Przygotowane ubrania rzucam na łóżko. Układam tam też czarną skórzaną kurtkę i czerwoną koszulę w kratę.
Wychodzę z pokoju w celu wysuszenia swoich ciemnych włosów. Jestem przerażona faktem spędzenia czasu z prawie nieznajomym chłopakiem. Ale jest w nim coś co mnie do niego ciągnie.
Mój wzrok pada na wibrujący telefon. Wychodzę z nim z pomieszczenia I siadam na łóżko patrząc na ekran.
Od: 55829451458
Widzimy się za godzinę. Wyjdziesz prawda?Do: 55829451458
Tak, zaraz będę się ubierać.Odkładam urządzanie na szafkę i zakładam czarną bieliznę i pasujący do tego stanik. Zakładam koszulkę i spodnie, a koszulę zawiązuję w pasie. Maluję twarz podkładem, na rzęsy nakładam odrobine tuszu, a na usta jasnoczerowną pomadkę.
Spoglądam na zegarek i okazuje sie, że zostało mi jeszcze 10 minut.
Telefon wkładam do kieszonki kurtki i wychodzę z pokoju.

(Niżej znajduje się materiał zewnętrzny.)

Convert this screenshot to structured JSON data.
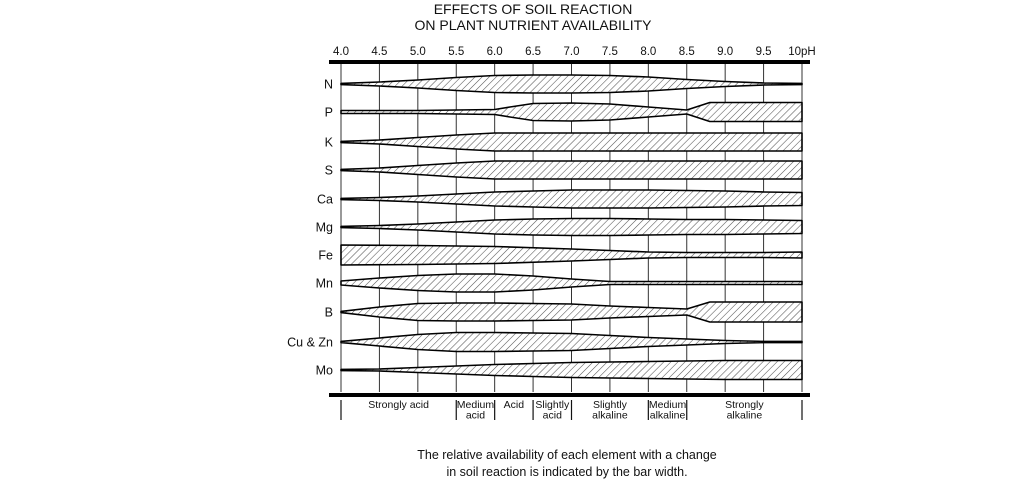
{
  "chart_data": {
    "type": "area",
    "title": "EFFECTS OF SOIL REACTION",
    "subtitle": "ON PLANT NUTRIENT AVAILABILITY",
    "xlabel": "pH",
    "xlim": [
      4.0,
      10.0
    ],
    "x_ticks": [
      4.0,
      4.5,
      5.0,
      5.5,
      6.0,
      6.5,
      7.0,
      7.5,
      8.0,
      8.5,
      9.0,
      9.5,
      10.0
    ],
    "x_tick_labels": [
      "4.0",
      "4.5",
      "5.0",
      "5.5",
      "6.0",
      "6.5",
      "7.0",
      "7.5",
      "8.0",
      "8.5",
      "9.0",
      "9.5",
      "10pH"
    ],
    "grid": true,
    "legend": null,
    "value_meaning": "relative availability (bar half-width, 0-10 scale)",
    "series": [
      {
        "name": "N",
        "points": [
          [
            4.0,
            0
          ],
          [
            4.5,
            2
          ],
          [
            5.0,
            4
          ],
          [
            5.5,
            6.5
          ],
          [
            6.0,
            8.5
          ],
          [
            6.5,
            9
          ],
          [
            7.0,
            9
          ],
          [
            7.5,
            8.5
          ],
          [
            8.0,
            7
          ],
          [
            8.5,
            4.5
          ],
          [
            9.0,
            2.5
          ],
          [
            9.5,
            1
          ],
          [
            10.0,
            0
          ]
        ]
      },
      {
        "name": "P",
        "points": [
          [
            4.0,
            1.5
          ],
          [
            5.0,
            1.5
          ],
          [
            5.5,
            2
          ],
          [
            6.0,
            2.5
          ],
          [
            6.2,
            5
          ],
          [
            6.5,
            8.5
          ],
          [
            7.0,
            9
          ],
          [
            7.5,
            8
          ],
          [
            8.0,
            5
          ],
          [
            8.5,
            2
          ],
          [
            8.8,
            9.5
          ],
          [
            10.0,
            9.5
          ]
        ]
      },
      {
        "name": "K",
        "points": [
          [
            4.0,
            0
          ],
          [
            4.5,
            2
          ],
          [
            5.0,
            4.5
          ],
          [
            5.5,
            7
          ],
          [
            6.0,
            9
          ],
          [
            6.5,
            9
          ],
          [
            10.0,
            9
          ]
        ]
      },
      {
        "name": "S",
        "points": [
          [
            4.0,
            0
          ],
          [
            4.5,
            2
          ],
          [
            5.0,
            4.5
          ],
          [
            5.5,
            7
          ],
          [
            6.0,
            9
          ],
          [
            6.5,
            9
          ],
          [
            10.0,
            9
          ]
        ]
      },
      {
        "name": "Ca",
        "points": [
          [
            4.0,
            0
          ],
          [
            4.5,
            1.5
          ],
          [
            5.0,
            3
          ],
          [
            5.5,
            5
          ],
          [
            6.0,
            7
          ],
          [
            6.5,
            8
          ],
          [
            7.0,
            9
          ],
          [
            7.5,
            9
          ],
          [
            8.0,
            9
          ],
          [
            8.5,
            8.5
          ],
          [
            9.0,
            8
          ],
          [
            9.5,
            7
          ],
          [
            10.0,
            6.5
          ]
        ]
      },
      {
        "name": "Mg",
        "points": [
          [
            4.0,
            0
          ],
          [
            4.5,
            1.5
          ],
          [
            5.0,
            3
          ],
          [
            5.5,
            5
          ],
          [
            6.0,
            7
          ],
          [
            6.5,
            8
          ],
          [
            7.0,
            8.5
          ],
          [
            7.5,
            8.5
          ],
          [
            8.0,
            8
          ],
          [
            8.5,
            7.5
          ],
          [
            9.0,
            7.5
          ],
          [
            9.5,
            7
          ],
          [
            10.0,
            6.5
          ]
        ]
      },
      {
        "name": "Fe",
        "points": [
          [
            4.0,
            10
          ],
          [
            5.0,
            9.5
          ],
          [
            6.0,
            8.5
          ],
          [
            7.0,
            6
          ],
          [
            7.5,
            4.5
          ],
          [
            8.0,
            3
          ],
          [
            8.5,
            2.5
          ],
          [
            9.0,
            2.5
          ],
          [
            9.5,
            2.5
          ],
          [
            10.0,
            3
          ]
        ]
      },
      {
        "name": "Mn",
        "points": [
          [
            4.0,
            2
          ],
          [
            4.5,
            5
          ],
          [
            5.0,
            7.5
          ],
          [
            5.5,
            9
          ],
          [
            6.0,
            9
          ],
          [
            6.5,
            7
          ],
          [
            7.0,
            4
          ],
          [
            7.5,
            1.5
          ],
          [
            8.0,
            1.5
          ],
          [
            10.0,
            1.5
          ]
        ]
      },
      {
        "name": "B",
        "points": [
          [
            4.0,
            0
          ],
          [
            4.5,
            5
          ],
          [
            5.0,
            8.5
          ],
          [
            5.5,
            9
          ],
          [
            6.0,
            9
          ],
          [
            6.5,
            8.5
          ],
          [
            7.0,
            8
          ],
          [
            7.5,
            6
          ],
          [
            8.0,
            4.5
          ],
          [
            8.5,
            3
          ],
          [
            8.8,
            10
          ],
          [
            10.0,
            10
          ]
        ]
      },
      {
        "name": "Cu & Zn",
        "points": [
          [
            4.0,
            0
          ],
          [
            4.5,
            4
          ],
          [
            5.0,
            7.5
          ],
          [
            5.5,
            9.5
          ],
          [
            6.0,
            9.5
          ],
          [
            6.5,
            9
          ],
          [
            7.0,
            8.5
          ],
          [
            7.5,
            6.5
          ],
          [
            8.0,
            4.5
          ],
          [
            8.5,
            3
          ],
          [
            9.0,
            1.5
          ],
          [
            9.5,
            0
          ],
          [
            10.0,
            0
          ]
        ]
      },
      {
        "name": "Mo",
        "points": [
          [
            4.0,
            0
          ],
          [
            4.5,
            1
          ],
          [
            5.0,
            2.5
          ],
          [
            5.5,
            4
          ],
          [
            6.0,
            5.5
          ],
          [
            6.5,
            6.5
          ],
          [
            7.0,
            7.5
          ],
          [
            7.5,
            8
          ],
          [
            8.0,
            8.5
          ],
          [
            8.5,
            9
          ],
          [
            9.0,
            9.5
          ],
          [
            9.5,
            9.5
          ],
          [
            10.0,
            9.5
          ]
        ]
      }
    ],
    "reaction_zones": [
      {
        "label": [
          "Strongly acid"
        ],
        "from": 4.0,
        "to": 5.5
      },
      {
        "label": [
          "Medium",
          "acid"
        ],
        "from": 5.5,
        "to": 6.0
      },
      {
        "label": [
          "Acid"
        ],
        "from": 6.0,
        "to": 6.5
      },
      {
        "label": [
          "Slightly",
          "acid"
        ],
        "from": 6.5,
        "to": 7.0
      },
      {
        "label": [
          "Slightly",
          "alkaline"
        ],
        "from": 7.0,
        "to": 8.0
      },
      {
        "label": [
          "Medium",
          "alkaline"
        ],
        "from": 8.0,
        "to": 8.5
      },
      {
        "label": [
          "Strongly",
          "alkaline"
        ],
        "from": 8.5,
        "to": 10.0
      }
    ],
    "caption": [
      "The relative availability of each element with a change",
      "in soil reaction is indicated by the bar width."
    ]
  }
}
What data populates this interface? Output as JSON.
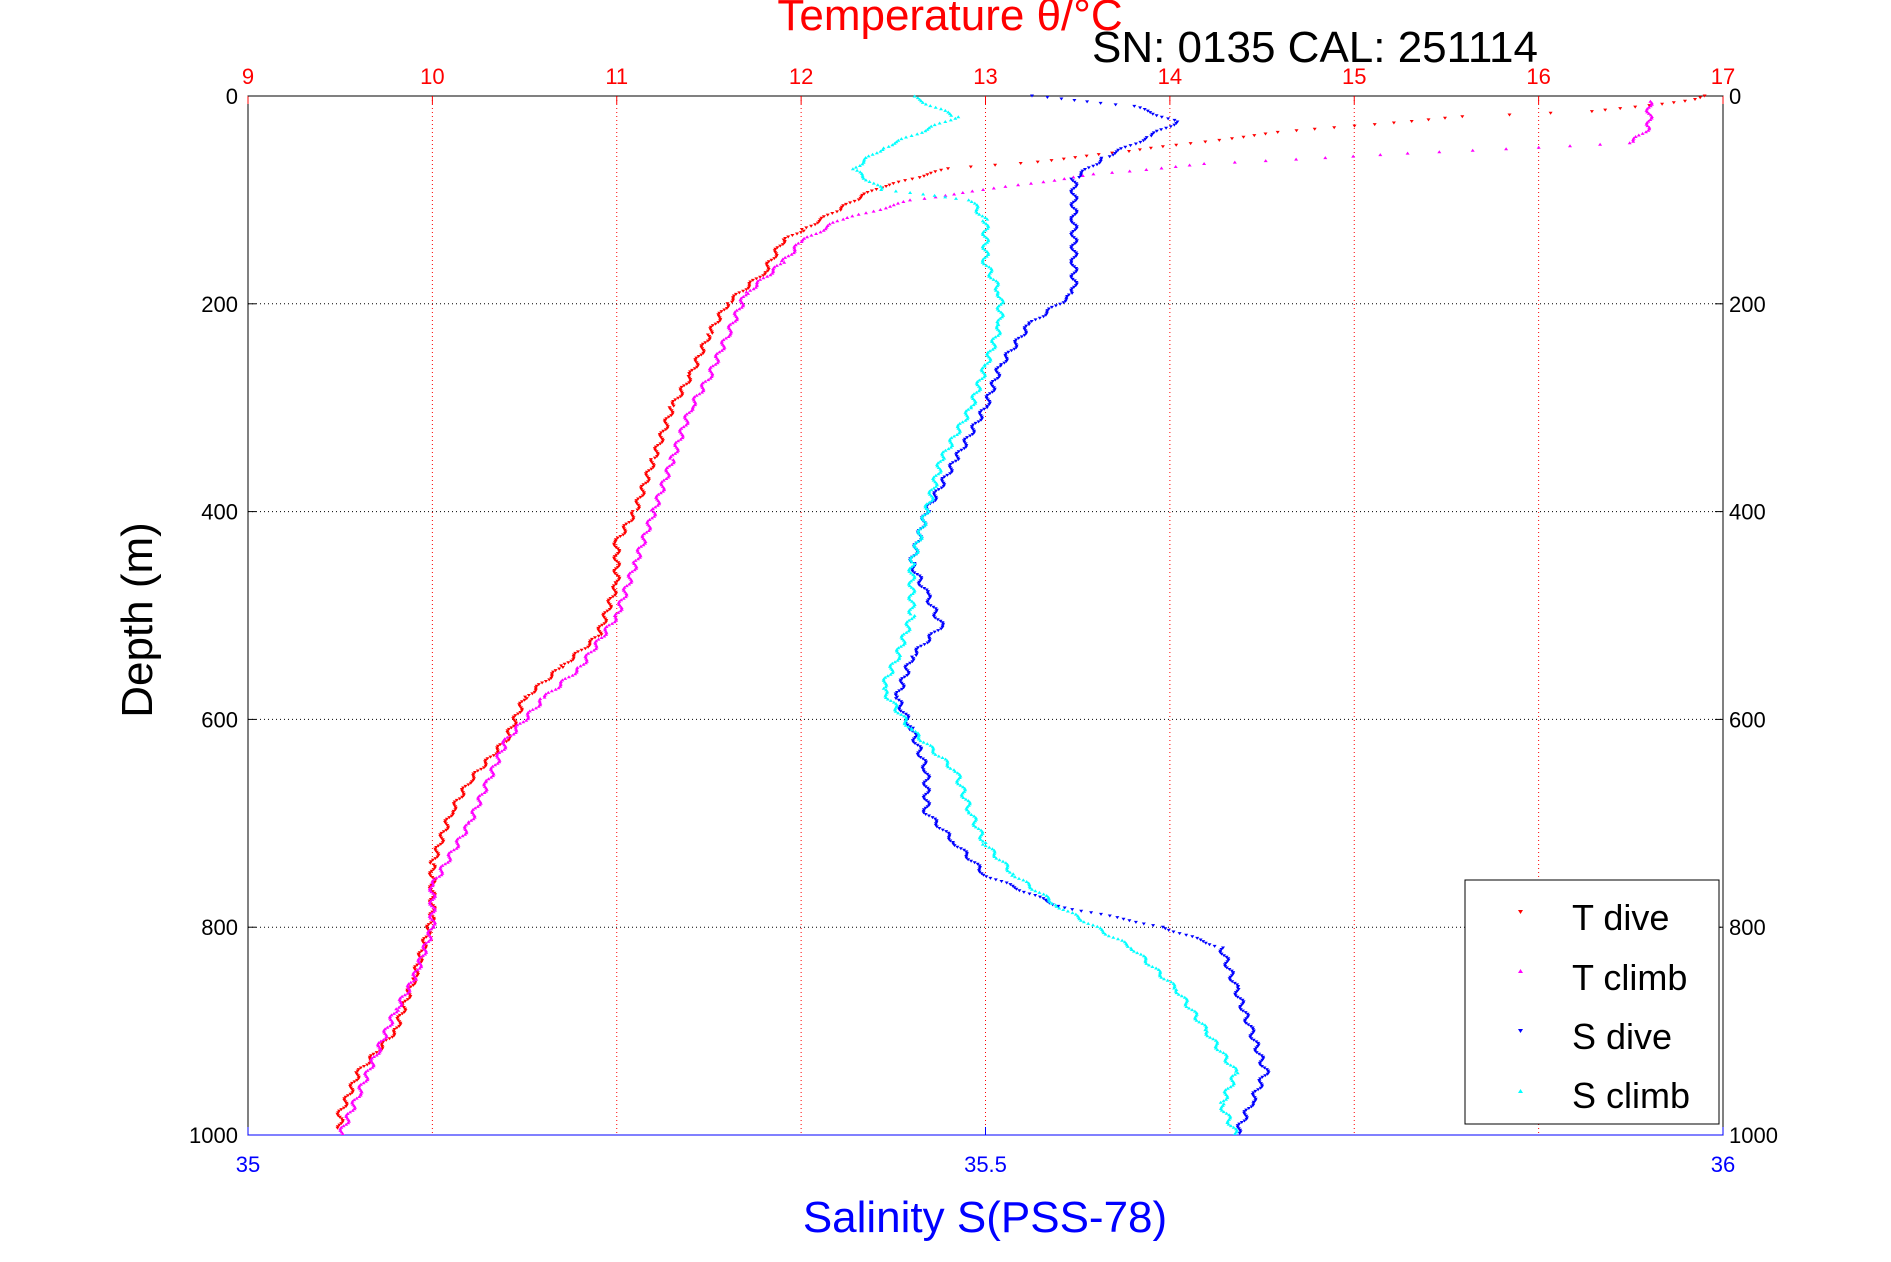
{
  "chart_data": {
    "type": "scatter",
    "title": "Temperature θ/°C",
    "subtitle": "SN: 0135  CAL: 251114",
    "ylabel": "Depth (m)",
    "xlabel": "Salinity S(PSS-78)",
    "y_axis": {
      "min": 0,
      "max": 1000,
      "inverted": true,
      "ticks": [
        "0",
        "200",
        "400",
        "600",
        "800",
        "1000"
      ]
    },
    "x_top": {
      "min": 9,
      "max": 17,
      "ticks": [
        "9",
        "10",
        "11",
        "12",
        "13",
        "14",
        "15",
        "16",
        "17"
      ]
    },
    "x_bottom": {
      "min": 35,
      "max": 36,
      "ticks": [
        "35",
        "35.5",
        "36"
      ]
    },
    "grid": true,
    "legend_position": "bottom-right",
    "series": [
      {
        "name": "T dive",
        "axis": "top",
        "color": "#ff0000",
        "points": [
          [
            16.9,
            0
          ],
          [
            16.8,
            5
          ],
          [
            16.3,
            15
          ],
          [
            15.6,
            20
          ],
          [
            14.6,
            35
          ],
          [
            13.7,
            55
          ],
          [
            13.2,
            65
          ],
          [
            12.8,
            70
          ],
          [
            12.6,
            80
          ],
          [
            12.4,
            90
          ],
          [
            12.3,
            100
          ],
          [
            12.2,
            110
          ],
          [
            12.0,
            130
          ],
          [
            11.9,
            140
          ],
          [
            11.8,
            170
          ],
          [
            11.6,
            200
          ],
          [
            11.5,
            230
          ],
          [
            11.4,
            270
          ],
          [
            11.3,
            300
          ],
          [
            11.2,
            350
          ],
          [
            11.1,
            400
          ],
          [
            11.0,
            430
          ],
          [
            11.0,
            470
          ],
          [
            10.9,
            520
          ],
          [
            10.7,
            550
          ],
          [
            10.5,
            580
          ],
          [
            10.4,
            620
          ],
          [
            10.2,
            660
          ],
          [
            10.1,
            690
          ],
          [
            10.0,
            740
          ],
          [
            10.0,
            790
          ],
          [
            9.9,
            850
          ],
          [
            9.8,
            900
          ],
          [
            9.6,
            940
          ],
          [
            9.5,
            980
          ],
          [
            9.5,
            995
          ]
        ]
      },
      {
        "name": "T climb",
        "axis": "top",
        "color": "#ff00ff",
        "points": [
          [
            16.6,
            5
          ],
          [
            16.6,
            30
          ],
          [
            16.5,
            45
          ],
          [
            15.3,
            55
          ],
          [
            14.2,
            65
          ],
          [
            13.6,
            75
          ],
          [
            13.0,
            90
          ],
          [
            12.6,
            100
          ],
          [
            12.2,
            120
          ],
          [
            12.0,
            140
          ],
          [
            11.9,
            160
          ],
          [
            11.7,
            190
          ],
          [
            11.6,
            230
          ],
          [
            11.5,
            270
          ],
          [
            11.4,
            300
          ],
          [
            11.3,
            350
          ],
          [
            11.2,
            400
          ],
          [
            11.1,
            450
          ],
          [
            11.0,
            500
          ],
          [
            10.8,
            550
          ],
          [
            10.6,
            580
          ],
          [
            10.4,
            620
          ],
          [
            10.3,
            660
          ],
          [
            10.2,
            700
          ],
          [
            10.0,
            760
          ],
          [
            10.0,
            800
          ],
          [
            9.9,
            850
          ],
          [
            9.8,
            880
          ],
          [
            9.7,
            920
          ],
          [
            9.6,
            960
          ],
          [
            9.5,
            1000
          ]
        ]
      },
      {
        "name": "S dive",
        "axis": "bottom",
        "color": "#0000ff",
        "points": [
          [
            35.53,
            0
          ],
          [
            35.6,
            10
          ],
          [
            35.63,
            25
          ],
          [
            35.61,
            40
          ],
          [
            35.58,
            60
          ],
          [
            35.56,
            80
          ],
          [
            35.56,
            120
          ],
          [
            35.56,
            160
          ],
          [
            35.56,
            190
          ],
          [
            35.53,
            220
          ],
          [
            35.51,
            260
          ],
          [
            35.5,
            300
          ],
          [
            35.48,
            350
          ],
          [
            35.46,
            400
          ],
          [
            35.45,
            450
          ],
          [
            35.46,
            480
          ],
          [
            35.47,
            510
          ],
          [
            35.45,
            540
          ],
          [
            35.44,
            580
          ],
          [
            35.45,
            610
          ],
          [
            35.46,
            650
          ],
          [
            35.46,
            690
          ],
          [
            35.48,
            720
          ],
          [
            35.5,
            750
          ],
          [
            35.55,
            780
          ],
          [
            35.62,
            800
          ],
          [
            35.66,
            820
          ],
          [
            35.67,
            860
          ],
          [
            35.68,
            900
          ],
          [
            35.69,
            940
          ],
          [
            35.68,
            970
          ],
          [
            35.67,
            1000
          ]
        ]
      },
      {
        "name": "S climb",
        "axis": "bottom",
        "color": "#00ffff",
        "points": [
          [
            35.45,
            0
          ],
          [
            35.48,
            20
          ],
          [
            35.43,
            50
          ],
          [
            35.41,
            70
          ],
          [
            35.43,
            90
          ],
          [
            35.49,
            100
          ],
          [
            35.5,
            120
          ],
          [
            35.5,
            160
          ],
          [
            35.51,
            190
          ],
          [
            35.51,
            220
          ],
          [
            35.5,
            260
          ],
          [
            35.49,
            300
          ],
          [
            35.47,
            350
          ],
          [
            35.46,
            400
          ],
          [
            35.45,
            450
          ],
          [
            35.45,
            500
          ],
          [
            35.44,
            540
          ],
          [
            35.43,
            570
          ],
          [
            35.45,
            610
          ],
          [
            35.48,
            650
          ],
          [
            35.49,
            690
          ],
          [
            35.5,
            720
          ],
          [
            35.52,
            750
          ],
          [
            35.55,
            780
          ],
          [
            35.6,
            820
          ],
          [
            35.63,
            860
          ],
          [
            35.65,
            900
          ],
          [
            35.67,
            940
          ],
          [
            35.66,
            970
          ],
          [
            35.67,
            1000
          ]
        ]
      }
    ]
  }
}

Tato jest spokojny, ponieważ powiedziałam, że idę na noc do koleżanki. Nie pytał o nic więcej, bo mi ufa, i w pewnym sensie czuję się z tym źle.
Okłamuję go, tylko po to aby spędzić czas z podejrzanym chłopakiem, o którym nie wiem prawie nic.
Oddalam się od domu kilka metrów, by ktoś z domowników przypadkiem nie zauważył, że wyjeżdżam właśnie z Conorem.
Chłopak zatrzymuje sportowe auto z piskiem opon.
Wsiadam do środka z trzęsącym się dłońmi.
- Hej - odzywa się i uśmiecha w moją stronę.
- Cześć - rzucam z przejęciem i zagryzam policzek od środka przez kilka chwil.
- Boisz się? - spogląda na moje zaciśnięte dłonie na trzęsących się kolanach.
- Uhum, Nieee.
- Będzie fajnie, zobaczysz.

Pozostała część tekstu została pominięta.